In an appearance alongside Trump earlier this week, Pompeo appeared to be walking a tightrope when asked about the WHO’s performance and Tedros’ future. He said the WHO “hasn’t accomplished what it was intended to deliver,” as far as ensuring global health, and that its U.S. funding deserved an evaluation.
But when asked if Tedros should be pushed out, Pompeo said “this is not the time to be doing that kind of change.”
A person familiar with the issue said that there is a sense among administration officials that Tedros would resist leaving his position early.
State Department, USAID and White House press officials did not immediately respond to requests for comment for this story.
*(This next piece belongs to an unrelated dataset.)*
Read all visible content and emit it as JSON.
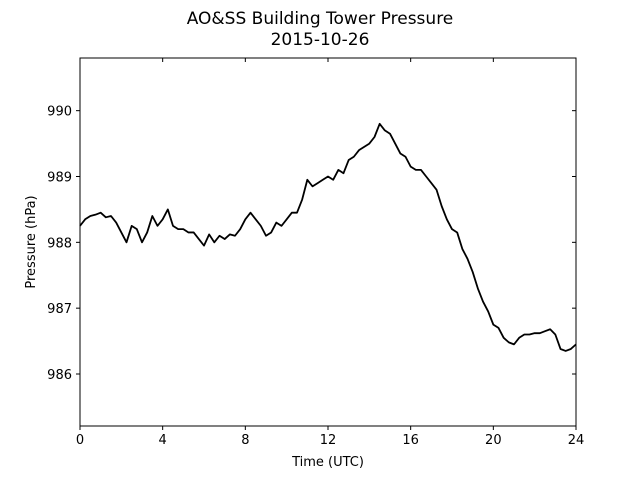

But in a statement earlier this week, the State Department listed a litany of grievances with the WHO while nonetheless suggesting it wanted the organization to continue its work during the pandemic.
“There will be many lessons to learn from the Covid-19 pandemic, including where and how the WHO system fell short in fulfilling its mission so that we can avoid future crises,” a State spokesperson said. “We believe a full assessment of WHO’s performance would be appropriate after we have addressed the current pandemic.”
The coronavirus isn’t the first time there have been discussions among Trump aides about reforming or simply abandoning the WHO, two people familiar with the issue said.
Political appointees at places like the State Department, the Department of Health and Human Services and USAID who have strong pro-life beliefs have at times pushed the idea of creating an alternative to the WHO.
Some of them have been unhappy with the United Nations’ overall handling of issues related to sexual and reproductive health. They have demanded the elimination of phrases like “sexual and reproductive health,” from U.N. documents.
Dan Diamond and Daniel Lippman contributed to this report.